PI:  Yanjing Li, UofC

ANL Contact: Prasanna Balaprakash, MCS

Description: Cross-layer resilience, where resilience techniques across different layers of the system design stack (circuit, logic, architecture, and software) cooperate to achieve optimized system tradeoffs, is essential for overcoming the so-called “resilience wall” in computing systems. An important aspect of cross-layer resilience is application-level error analysis, which enables cross-layer resilience strategies to be optimized for different program regions. However, such analysis is challenging. Previous work either 1. relies on error injection techniques, which are extremely time consuming, or, 2. utilizes ad-hoc heuristics, which cannot ensure accuracy.

We propose a novel, scalable, and extensible machine learning (ML) approach to analyze error behaviors at the application level. We are implementing a carefully-crafted set of dynamic and static features of any given application (derived based on our domain-specific expertise/knowledge and through assistance from modern ML techniques), then quickly and accurately predicts the probabilities for errors in each instruction to result in: 1. a visible abnormal symptom (e.g., segfault), 2. silent data corruption, and 3. correct program behavior, given that errors have occurred in the destination of this instruction.

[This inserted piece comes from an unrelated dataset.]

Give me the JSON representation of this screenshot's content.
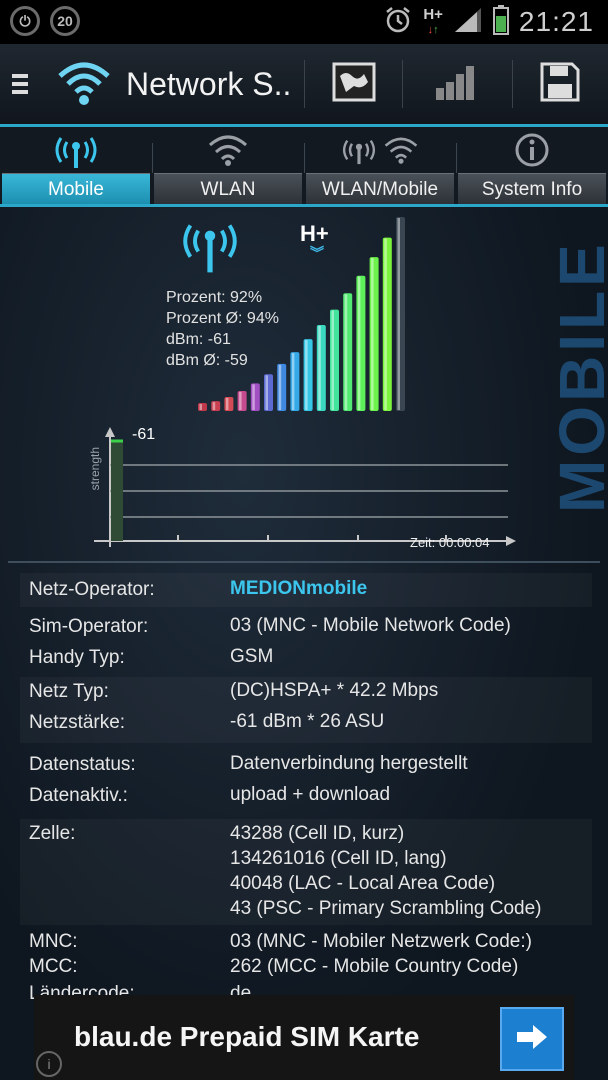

To evaluate the effectiveness of our technique, we plan to train/cross-validate our model using millions of data samples for a wide variety of real-world applications including HPC applications. From our study, we also expect that the ML model to reveal several key insights (e.g., about feature importance and correlation) that are essential to the fundamental understanding of error behaviors.

Testbed: Computing resources/nodes for running machine learning applications written in Python and many C++/C programs in parallel.